Hybridizer HOWTO — Printf and Builtins

The concept of intrinsics allows extensions and more control on how the code is generated. We also extend this concept for existing methods for which we do not have control on the code. The equivalent of the attribute is described in a builtin file. This allows the use of Console.Out.Write and generate printf. It also allows us to use System.Math.Exp which would be replaced by exp from cmath.
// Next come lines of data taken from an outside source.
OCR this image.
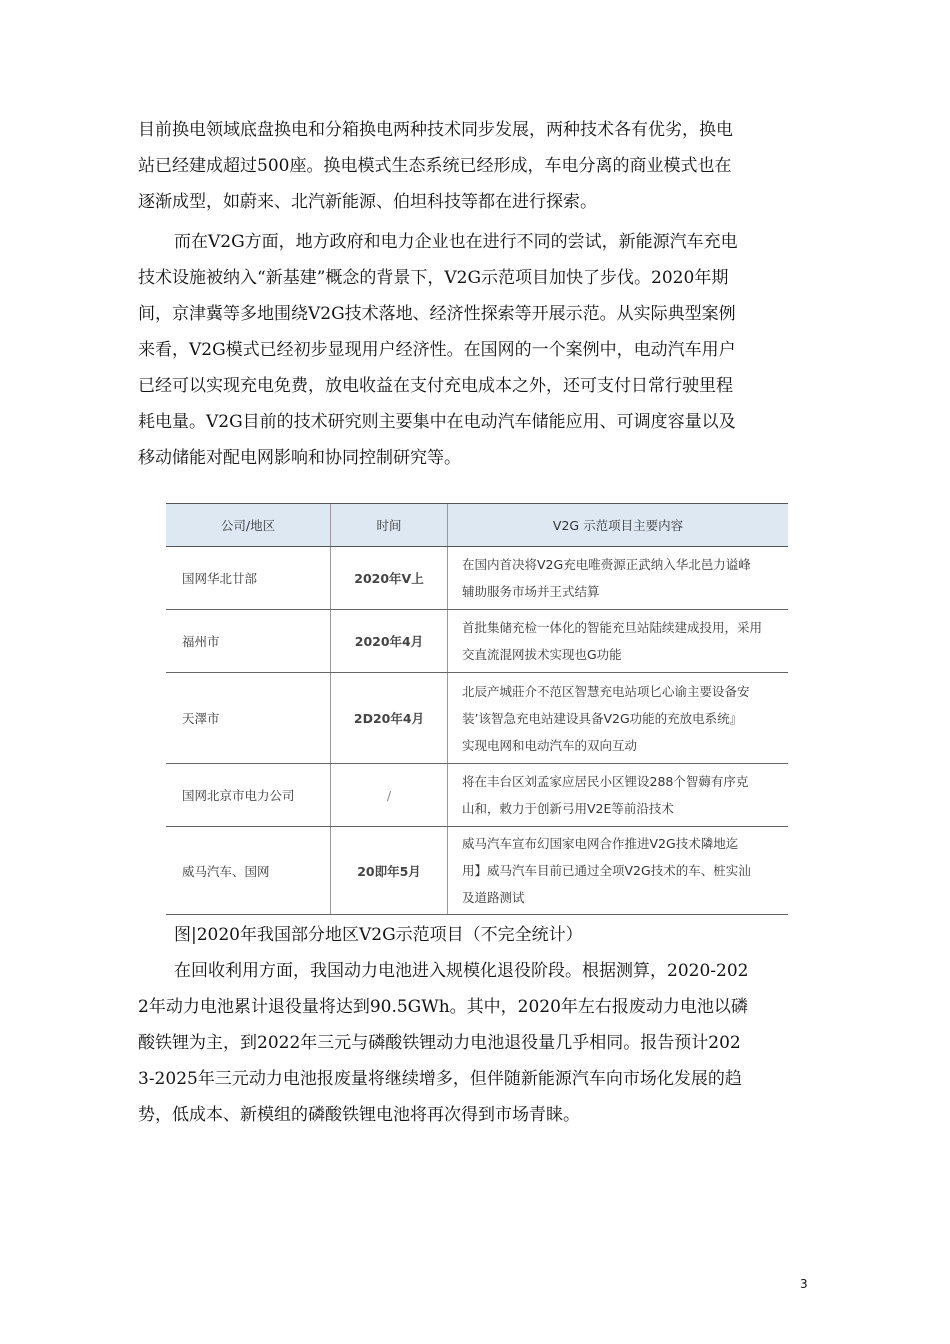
目前换电领域底盘换电和分箱换电两种技术同步发展，两种技术各有优劣，换电
站已经建成超过500座。换电模式生态系统已经形成，车电分离的商业模式也在
逐渐成型，如蔚来、北汽新能源、伯坦科技等都在进行探索。
而在V2G方面，地方政府和电力企业也在进行不同的尝试，新能源汽车充电
技术设施被纳入“新基建”概念的背景下，V2G示范项目加快了步伐。2020年期
间，京津冀等多地围绕V2G技术落地、经济性探索等开展示范。从实际典型案例
来看，V2G模式已经初步显现用户经济性。在国网的一个案例中，电动汽车用户
已经可以实现充电免费，放电收益在支付充电成本之外，还可支付日常行驶里程
耗电量。V2G目前的技术研究则主要集中在电动汽车储能应用、可调度容量以及
移动储能对配电网影响和协同控制研究等。
公司/地区	时间	V2G 示范项目主要内容
国网华北廿部	2020年Ⅴ上	在国内首决将V2G充电唯赍源正武纳入华北邑力谥峰
辅助服务市场并王式结算

福州市	2020年4月	首批集储充检一体化的智能充旦站陆续建成投用，采用
交直流混网拔术实现也G功能

天澤市	2D20年4月	北辰产城莊介不范区智慧充电站项匕心谕主要设备安
装’该智急充电站建设具备V2G功能的充放电系统』
实现电网和电动汽车的双向互动

国网北京市电力公司	/	将在丰台区刘孟家应居民小区锂设288个智薅有序克
山和，敕力于创新弓用V2E等前沿技术

威马汽车、国网	20即年5月	威马汽车宣布幻国家电网合作推进V2G技术隣地迄
用】威马汽车目前已通过全项V2G技术的车、桩实汕
及道路测试
图|2020年我国部分地区V2G示范项目（不完全统计）
在回收利用方面，我国动力电池进入规模化退役阶段。根据测算，2020-202
2年动力电池累计退役量将达到90.5GWh。其中，2020年左右报废动力电池以磷
酸铁锂为主，到2022年三元与磷酸铁锂动力电池退役量几乎相同。报告预计202
3-2025年三元动力电池报废量将继续增多，但伴随新能源汽车向市场化发展的趋
势，低成本、新模组的磷酸铁锂电池将再次得到市场青睐。
3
[EntryPoint("TestPrintf")]
public void testPrintf()
{
    Console.Out.WriteLine(
            "Comment from Thread {0} Block {1}",
        threadIdx.x, blockIdx.x);
}

[EntryPoint("TestExp")]
public void TestExp()
{
    exp = System.Math.Exp(1.0);
}

Hybridizer HOWTO — Libraries Integration

It is also possible to use/integrate existing libraries for which device functions are defined, hence extending the concept of intrinsic functions to intrinsic types.

Note that in that case, the functions do not need an implementation if no behavior is expected in plain C#.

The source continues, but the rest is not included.